Kinning Park was selected by the SFA as the neutral venue for the 1881 Scottish Cup Final between Queen's Park and Dumbarton. The match was played on 26 March 1881, with Queen's Park winning 2–1 in front of a "vast crowd" estimated at up to twenty thousand people, then "the largest that has ever been seen at a football match". Dumbarton lodged a protest that this had led to spectators encroaching on the field and interfering with play. This was upheld by the SFA, who ordered that the match should be replayed. With Kinning Park again chosen to host the replay, measures were taken to improve the spectator accommodation, with two temporary stands and new barriers being erected, while Rangers sought to prevent people climbing onto their clubhouse roof — as at the first game — by having it freshly tarred. On this occasion, the gates were locked with approximately ten thousand people inside, while perhaps half as many again watched from outside, including from trucks on the adjacent railway and from the windows of surrounding buildings. Queen's Park won again, this time 3–1.

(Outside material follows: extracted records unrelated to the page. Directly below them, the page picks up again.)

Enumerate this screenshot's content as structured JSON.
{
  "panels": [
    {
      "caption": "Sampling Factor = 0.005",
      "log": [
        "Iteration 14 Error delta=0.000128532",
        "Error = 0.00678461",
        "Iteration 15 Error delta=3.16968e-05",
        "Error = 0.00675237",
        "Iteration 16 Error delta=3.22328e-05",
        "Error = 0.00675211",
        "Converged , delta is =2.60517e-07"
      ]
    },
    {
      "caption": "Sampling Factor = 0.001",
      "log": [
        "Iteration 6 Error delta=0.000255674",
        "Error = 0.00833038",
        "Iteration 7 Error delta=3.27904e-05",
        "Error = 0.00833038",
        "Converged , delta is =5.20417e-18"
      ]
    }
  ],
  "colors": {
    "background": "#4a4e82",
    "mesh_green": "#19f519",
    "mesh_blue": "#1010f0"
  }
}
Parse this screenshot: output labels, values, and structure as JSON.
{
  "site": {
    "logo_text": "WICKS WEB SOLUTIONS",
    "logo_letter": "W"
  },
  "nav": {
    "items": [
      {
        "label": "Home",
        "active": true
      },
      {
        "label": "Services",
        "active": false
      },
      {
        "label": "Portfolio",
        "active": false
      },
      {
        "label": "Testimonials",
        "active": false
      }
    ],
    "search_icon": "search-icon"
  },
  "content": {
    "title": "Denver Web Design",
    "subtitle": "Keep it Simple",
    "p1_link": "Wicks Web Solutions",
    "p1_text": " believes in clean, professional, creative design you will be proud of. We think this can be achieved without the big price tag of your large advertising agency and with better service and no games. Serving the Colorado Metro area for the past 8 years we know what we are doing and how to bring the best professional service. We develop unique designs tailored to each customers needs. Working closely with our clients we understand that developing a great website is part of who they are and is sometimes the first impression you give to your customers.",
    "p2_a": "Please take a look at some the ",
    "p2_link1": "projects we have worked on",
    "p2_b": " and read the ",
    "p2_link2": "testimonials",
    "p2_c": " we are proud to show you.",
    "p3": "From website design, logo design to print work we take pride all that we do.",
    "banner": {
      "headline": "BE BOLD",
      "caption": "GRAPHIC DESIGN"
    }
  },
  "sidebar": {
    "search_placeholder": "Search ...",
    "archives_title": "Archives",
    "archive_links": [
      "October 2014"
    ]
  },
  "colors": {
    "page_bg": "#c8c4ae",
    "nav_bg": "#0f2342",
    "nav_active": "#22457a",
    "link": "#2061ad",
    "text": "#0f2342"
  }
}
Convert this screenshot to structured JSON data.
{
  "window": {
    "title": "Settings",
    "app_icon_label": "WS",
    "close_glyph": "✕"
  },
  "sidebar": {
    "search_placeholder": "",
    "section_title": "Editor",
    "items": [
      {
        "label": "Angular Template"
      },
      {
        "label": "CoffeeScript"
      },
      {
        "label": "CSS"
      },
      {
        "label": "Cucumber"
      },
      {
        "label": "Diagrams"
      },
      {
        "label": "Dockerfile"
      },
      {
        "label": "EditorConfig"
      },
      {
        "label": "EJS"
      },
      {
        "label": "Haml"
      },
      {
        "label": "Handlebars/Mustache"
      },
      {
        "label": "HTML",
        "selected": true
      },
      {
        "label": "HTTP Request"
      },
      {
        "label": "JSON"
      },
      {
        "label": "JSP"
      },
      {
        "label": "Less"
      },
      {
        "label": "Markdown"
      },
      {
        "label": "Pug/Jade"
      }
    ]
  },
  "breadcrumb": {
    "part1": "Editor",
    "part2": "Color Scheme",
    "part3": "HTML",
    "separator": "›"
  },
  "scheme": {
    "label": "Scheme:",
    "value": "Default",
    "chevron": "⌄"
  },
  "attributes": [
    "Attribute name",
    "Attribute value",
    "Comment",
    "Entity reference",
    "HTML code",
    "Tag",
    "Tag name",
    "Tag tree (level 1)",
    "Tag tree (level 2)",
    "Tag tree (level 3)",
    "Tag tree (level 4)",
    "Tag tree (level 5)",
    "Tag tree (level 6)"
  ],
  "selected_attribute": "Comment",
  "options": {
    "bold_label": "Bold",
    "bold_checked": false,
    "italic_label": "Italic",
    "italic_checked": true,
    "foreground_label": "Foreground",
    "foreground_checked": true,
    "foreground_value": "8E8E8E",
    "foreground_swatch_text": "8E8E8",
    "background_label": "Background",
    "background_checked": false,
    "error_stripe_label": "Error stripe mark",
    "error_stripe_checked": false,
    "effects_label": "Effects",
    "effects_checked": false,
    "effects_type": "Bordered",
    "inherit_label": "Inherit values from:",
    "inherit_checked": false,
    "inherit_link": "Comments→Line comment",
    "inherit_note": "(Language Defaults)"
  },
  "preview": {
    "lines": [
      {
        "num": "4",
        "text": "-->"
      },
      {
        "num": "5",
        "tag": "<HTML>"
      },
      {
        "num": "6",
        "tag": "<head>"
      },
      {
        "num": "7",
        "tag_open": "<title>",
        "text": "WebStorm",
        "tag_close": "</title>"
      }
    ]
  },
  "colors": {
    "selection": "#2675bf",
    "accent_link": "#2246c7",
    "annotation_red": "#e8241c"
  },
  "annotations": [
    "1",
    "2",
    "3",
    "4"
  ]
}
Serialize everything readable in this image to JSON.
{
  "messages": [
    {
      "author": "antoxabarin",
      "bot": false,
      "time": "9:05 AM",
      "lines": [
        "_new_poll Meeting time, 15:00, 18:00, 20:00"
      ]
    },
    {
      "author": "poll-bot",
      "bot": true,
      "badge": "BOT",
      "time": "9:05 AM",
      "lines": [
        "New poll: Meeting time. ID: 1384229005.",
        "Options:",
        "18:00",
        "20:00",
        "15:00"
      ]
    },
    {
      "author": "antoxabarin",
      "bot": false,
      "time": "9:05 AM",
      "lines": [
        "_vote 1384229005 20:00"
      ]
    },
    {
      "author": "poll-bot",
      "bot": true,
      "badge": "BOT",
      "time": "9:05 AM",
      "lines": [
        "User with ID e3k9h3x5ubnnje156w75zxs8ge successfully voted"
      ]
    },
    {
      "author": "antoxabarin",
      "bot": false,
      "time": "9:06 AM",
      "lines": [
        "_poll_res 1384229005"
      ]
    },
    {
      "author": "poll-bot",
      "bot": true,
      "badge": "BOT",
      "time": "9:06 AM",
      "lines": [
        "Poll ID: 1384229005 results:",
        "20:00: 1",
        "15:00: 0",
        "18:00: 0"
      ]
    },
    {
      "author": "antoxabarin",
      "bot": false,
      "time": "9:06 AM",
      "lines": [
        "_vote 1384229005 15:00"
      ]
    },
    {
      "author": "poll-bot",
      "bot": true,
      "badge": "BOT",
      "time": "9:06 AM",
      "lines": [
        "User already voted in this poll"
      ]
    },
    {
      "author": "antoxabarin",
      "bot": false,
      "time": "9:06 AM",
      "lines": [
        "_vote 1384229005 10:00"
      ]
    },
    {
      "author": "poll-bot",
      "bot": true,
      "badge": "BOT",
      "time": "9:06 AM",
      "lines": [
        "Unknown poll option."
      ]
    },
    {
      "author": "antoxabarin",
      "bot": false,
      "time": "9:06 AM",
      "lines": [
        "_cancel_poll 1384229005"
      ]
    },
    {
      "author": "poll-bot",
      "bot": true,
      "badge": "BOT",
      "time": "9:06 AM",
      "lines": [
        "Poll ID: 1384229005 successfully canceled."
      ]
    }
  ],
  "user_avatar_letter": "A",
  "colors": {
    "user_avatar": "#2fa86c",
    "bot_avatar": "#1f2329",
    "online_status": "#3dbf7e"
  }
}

Rangers continued to play at Kinning Park for the next six years, suffering their all-time record defeat there on 6 February 1886, losing 10–2 to Airdrieonians in a friendly match. The club eventually decided to leave due to the limitations of the cramped site and their inability to expand its capacity. During their final season at the ground they reached the semi-finals of the FA Cup, (Note: 1886–87 was the last season in which Scottish clubs were able to enter the (English) FA Cup, as they were subsequently barred from doing so by the SFA.) with the last competitive game at Kinning Park being their 5–1 quarter-final win over Old Westminsters on 19 February 1887, watched by between five and six thousand spectators. The last match of all took place one week later, with a match between the "Moderns" and the "Ancients" — current members against players from the club's early days. For the following season, Rangers moved further out from the city, to the Ibrox area of Govan, where they opened the first Ibrox Park.

===Athletics===
The first Rangers Sports, the football club's annual athletics meeting, took place at Kinning Park on 20 August 1881. Clydesdale Harriers, Scotland's first open amateur athletics club, were formed in 1885 and initially used the ground for training and events, as they had a significant membership overlap with Rangers; they would later follow them to Ibrox.

A sawmill was built over the site of the ground, followed by a school (Lambhill Primary), and it is now covered by the eastbound carriageway of the M8 motorway.